Mañana me marcho de
viaje en este largo fin de semana de otoño que apenas pinta nubes ni colores amarillos.
Ya arreglé el
armario de los zapatos. Los de verano en sus cajas, apilados en los estantes altos.
Quité el polvo de los zócalos, acumulado en ese ir y venir diario, y ordené las esponjas de autobrillo.
La cocina quedó bien
limpia también.

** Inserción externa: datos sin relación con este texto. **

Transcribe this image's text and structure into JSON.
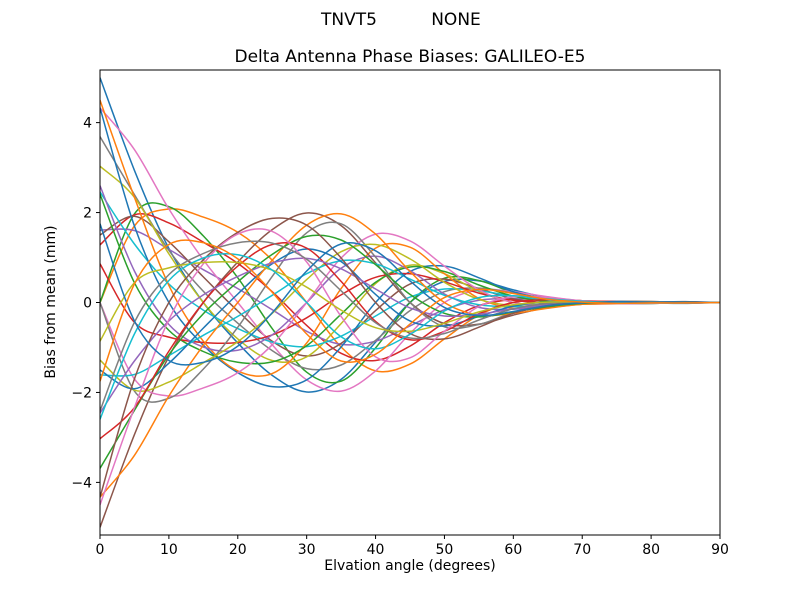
{
  "figure": {
    "suptitle_left": "TNVT5",
    "suptitle_right": "NONE"
  },
  "chart_data": {
    "type": "line",
    "title": "Delta Antenna Phase Biases: GALILEO-E5",
    "xlabel": "Elvation angle (degrees)",
    "ylabel": "Bias from mean (mm)",
    "xlim": [
      0,
      90
    ],
    "ylim": [
      -5.17,
      5.17
    ],
    "xticks": [
      0,
      10,
      20,
      30,
      40,
      50,
      60,
      70,
      80,
      90
    ],
    "yticks": [
      -4,
      -2,
      0,
      2,
      4
    ],
    "grid": false,
    "legend": "none",
    "line_width": 1.5,
    "colors": [
      "#1f77b4",
      "#ff7f0e",
      "#2ca02c",
      "#d62728",
      "#9467bd",
      "#8c564b",
      "#e377c2",
      "#7f7f7f",
      "#bcbd22",
      "#17becf"
    ],
    "x": [
      0,
      5,
      10,
      15,
      20,
      25,
      30,
      35,
      40,
      45,
      50,
      55,
      60,
      65,
      70,
      75,
      80,
      85,
      90
    ],
    "series": [
      {
        "values": [
          5,
          2.94,
          1.2,
          0,
          -0.9,
          -1.62,
          -1.99,
          -1.71,
          -0.88,
          0,
          0.47,
          0.48,
          0.28,
          0.11,
          0.03,
          0,
          -0.01,
          -0.02,
          0
        ]
      },
      {
        "values": [
          0,
          1.7,
          2.08,
          1.9,
          1.56,
          0.94,
          0,
          -0.99,
          -1.52,
          -1.37,
          -0.81,
          -0.28,
          0,
          0.07,
          0.04,
          0.03,
          0.02,
          0.01,
          0
        ]
      },
      {
        "values": [
          0,
          1.97,
          2.13,
          1.48,
          0.55,
          -0.58,
          -1.55,
          -1.75,
          -1.01,
          0,
          0.54,
          0.49,
          0.22,
          0.04,
          -0.02,
          -0.03,
          -0.02,
          -0.01,
          0
        ]
      },
      {
        "values": [
          1.28,
          1.95,
          1.77,
          1.34,
          0.87,
          0.24,
          -0.51,
          -1.13,
          -1.29,
          -0.97,
          -0.45,
          -0.07,
          0.07,
          0.07,
          0.04,
          0.02,
          0.01,
          0,
          0
        ]
      },
      {
        "values": [
          1.61,
          1.6,
          1.18,
          0.73,
          0.31,
          -0.16,
          -0.64,
          -0.93,
          -0.86,
          -0.52,
          -0.16,
          0.05,
          0.09,
          0.06,
          0.02,
          0.01,
          0,
          0,
          0
        ]
      },
      {
        "values": [
          1.5,
          1.92,
          1.35,
          0.57,
          -0.19,
          -0.86,
          -1.19,
          -0.91,
          -0.18,
          0.41,
          0.52,
          0.31,
          0.08,
          -0.01,
          -0.02,
          -0.02,
          -0.01,
          0,
          0
        ]
      },
      {
        "values": [
          4.33,
          3.4,
          2.08,
          0.95,
          0,
          -0.94,
          -1.72,
          -1.97,
          -1.52,
          -0.69,
          0,
          0.28,
          0.24,
          0.13,
          0.04,
          0.02,
          0,
          -0.01,
          0
        ]
      },
      {
        "values": [
          3.69,
          2.4,
          1.16,
          0.25,
          -0.46,
          -1.07,
          -1.47,
          -1.39,
          -0.84,
          -0.18,
          0.24,
          0.32,
          0.21,
          0.09,
          0.02,
          0,
          -0.01,
          -0.01,
          0
        ]
      },
      {
        "values": [
          3.03,
          2.34,
          1.08,
          0,
          -0.81,
          -1.29,
          -1.21,
          -0.47,
          0.42,
          0.83,
          0.64,
          0.25,
          0,
          -0.06,
          -0.03,
          -0.02,
          -0.01,
          0,
          0
        ]
      },
      {
        "values": [
          2.46,
          1.3,
          0.41,
          -0.17,
          -0.58,
          -0.88,
          -0.98,
          -0.75,
          -0.3,
          0.12,
          0.3,
          0.26,
          0.14,
          0.05,
          0.01,
          0,
          -0.01,
          0,
          0
        ]
      },
      {
        "values": [
          4.33,
          1.7,
          0,
          -0.95,
          -1.56,
          -1.87,
          -1.72,
          -0.99,
          0,
          0.69,
          0.81,
          0.55,
          0.24,
          0.07,
          0,
          -0.02,
          -0.02,
          -0.01,
          0
        ]
      },
      {
        "values": [
          4.5,
          2.34,
          0.38,
          -0.86,
          -1.52,
          -1.58,
          -0.9,
          0.31,
          1.21,
          1.23,
          0.64,
          0.09,
          -0.13,
          -0.11,
          -0.04,
          -0.02,
          0,
          0.01,
          0
        ]
      },
      {
        "values": [
          2.41,
          0.44,
          -0.62,
          -1.09,
          -1.33,
          -1.32,
          -0.96,
          -0.26,
          0.45,
          0.79,
          0.69,
          0.39,
          0.14,
          0.02,
          -0.01,
          -0.02,
          -0.02,
          -0.01,
          0
        ]
      },
      {
        "values": [
          0.86,
          -0.44,
          -0.77,
          -0.89,
          -0.89,
          -0.72,
          -0.34,
          0.17,
          0.56,
          0.64,
          0.46,
          0.21,
          0.05,
          -0.01,
          -0.02,
          -0.01,
          -0.01,
          0,
          0
        ]
      },
      {
        "values": [
          2.6,
          0.7,
          -0.49,
          -0.99,
          -1.06,
          -0.72,
          0,
          0.76,
          1.03,
          0.71,
          0.19,
          -0.11,
          -0.15,
          -0.08,
          -0.03,
          0,
          0.01,
          0.01,
          0
        ]
      },
      {
        "values": [
          -5,
          -2.94,
          -1.2,
          0,
          0.9,
          1.62,
          1.99,
          1.71,
          0.88,
          0,
          -0.47,
          -0.48,
          -0.28,
          -0.11,
          -0.03,
          0,
          0.01,
          0.02,
          0
        ]
      },
      {
        "values": [
          0,
          -1.7,
          -2.08,
          -1.9,
          -1.56,
          -0.94,
          0,
          0.99,
          1.52,
          1.37,
          0.81,
          0.28,
          0,
          -0.07,
          -0.04,
          -0.03,
          -0.02,
          -0.01,
          0
        ]
      },
      {
        "values": [
          0,
          -1.97,
          -2.13,
          -1.48,
          -0.55,
          0.58,
          1.55,
          1.75,
          1.01,
          0,
          -0.54,
          -0.49,
          -0.22,
          -0.04,
          0.02,
          0.03,
          0.02,
          0.01,
          0
        ]
      },
      {
        "values": [
          -1.28,
          -1.95,
          -1.77,
          -1.34,
          -0.87,
          -0.24,
          0.51,
          1.13,
          1.29,
          0.97,
          0.45,
          0.07,
          -0.07,
          -0.07,
          -0.04,
          -0.02,
          -0.01,
          0,
          0
        ]
      },
      {
        "values": [
          -1.61,
          -1.6,
          -1.18,
          -0.73,
          -0.31,
          0.16,
          0.64,
          0.93,
          0.86,
          0.52,
          0.16,
          -0.05,
          -0.09,
          -0.06,
          -0.02,
          -0.01,
          0,
          0,
          0
        ]
      },
      {
        "values": [
          -1.5,
          -1.92,
          -1.35,
          -0.57,
          0.19,
          0.86,
          1.19,
          0.91,
          0.18,
          -0.41,
          -0.52,
          -0.31,
          -0.08,
          0.01,
          0.02,
          0.02,
          0.01,
          0,
          0
        ]
      },
      {
        "values": [
          -4.33,
          -3.4,
          -2.08,
          -0.95,
          0,
          0.94,
          1.72,
          1.97,
          1.52,
          0.69,
          0,
          -0.28,
          -0.24,
          -0.13,
          -0.04,
          -0.02,
          0,
          0.01,
          0
        ]
      },
      {
        "values": [
          -3.69,
          -2.4,
          -1.16,
          -0.25,
          0.46,
          1.07,
          1.47,
          1.39,
          0.84,
          0.18,
          -0.24,
          -0.32,
          -0.21,
          -0.09,
          -0.02,
          0,
          0.01,
          0.01,
          0
        ]
      },
      {
        "values": [
          -3.03,
          -2.34,
          -1.08,
          0,
          0.81,
          1.29,
          1.21,
          0.47,
          -0.42,
          -0.83,
          -0.64,
          -0.25,
          0,
          0.06,
          0.03,
          0.02,
          0.01,
          0,
          0
        ]
      },
      {
        "values": [
          -2.46,
          -1.3,
          -0.41,
          0.17,
          0.58,
          0.88,
          0.98,
          0.75,
          0.3,
          -0.12,
          -0.3,
          -0.26,
          -0.14,
          -0.05,
          -0.01,
          0,
          0.01,
          0,
          0
        ]
      },
      {
        "values": [
          -4.33,
          -1.7,
          0,
          0.95,
          1.56,
          1.87,
          1.72,
          0.99,
          0,
          -0.69,
          -0.81,
          -0.55,
          -0.24,
          -0.07,
          0,
          0.02,
          0.02,
          0.01,
          0
        ]
      },
      {
        "values": [
          -4.5,
          -2.34,
          -0.38,
          0.86,
          1.52,
          1.58,
          0.9,
          -0.31,
          -1.21,
          -1.23,
          -0.64,
          -0.09,
          0.13,
          0.11,
          0.04,
          0.02,
          0,
          -0.01,
          0
        ]
      },
      {
        "values": [
          -2.41,
          -0.44,
          0.62,
          1.09,
          1.33,
          1.32,
          0.96,
          0.26,
          -0.45,
          -0.79,
          -0.69,
          -0.39,
          -0.14,
          -0.02,
          0.01,
          0.02,
          0.02,
          0.01,
          0
        ]
      },
      {
        "values": [
          -0.86,
          0.44,
          0.77,
          0.89,
          0.89,
          0.72,
          0.34,
          -0.17,
          -0.56,
          -0.64,
          -0.46,
          -0.21,
          -0.05,
          0.01,
          0.02,
          0.01,
          0.01,
          0,
          0
        ]
      },
      {
        "values": [
          -2.6,
          -0.7,
          0.49,
          0.99,
          1.06,
          0.72,
          0,
          -0.76,
          -1.03,
          -0.71,
          -0.19,
          0.11,
          0.15,
          0.08,
          0.03,
          0,
          -0.01,
          -0.01,
          0
        ]
      },
      {
        "values": [
          1.75,
          -0.41,
          -1.29,
          -1.33,
          -0.97,
          -0.23,
          0.7,
          1.3,
          1.15,
          0.48,
          -0.11,
          -0.29,
          -0.2,
          -0.07,
          -0.01,
          0.02,
          0.01,
          0.01,
          0
        ]
      },
      {
        "values": [
          -1.75,
          0.41,
          1.29,
          1.33,
          0.97,
          0.23,
          -0.7,
          -1.3,
          -1.15,
          -0.48,
          0.11,
          0.29,
          0.2,
          0.07,
          0.01,
          -0.02,
          -0.01,
          -0.01,
          0
        ]
      }
    ]
  }
}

La encimera, la campana y el armario desastre de las fiambreras
que se resisten a tener una posición, a conservar sus tapas que acaban
confundidas sin remedio entre el cajón de las patatas y las botellas de agua.
La mesa del estudio
está despejada de tickets de compra, de listas, de notas, de contraseñas apuntadas sin destino claro. En su sitio el cargador, los pares de gafas y el archivador de documentos
varios por arreglar durmiendo en la espera.
El baño lo último.
Ni un pelo, ni una gota de cal y abundante lejía en el inodoro para su efecto
noche.
Hago las dos últimas
llamadas por teléfono y me aseguro que conservan el número de la residencia donde dejé a Book esta mañana.
Estoy tan cansada
que sé me costará dormir. No importa. Mañana al amanecer, cuando ocupe mi
asiento en el autobús me sentiré otra, aliviada. Cerraré los ojos y me perderé en
un mapa de imágenes nuevas y pasajeras.
Si me ocurre algo, si
no regreso, quien entre en mi casa lo encontrará todo limpio y en orden.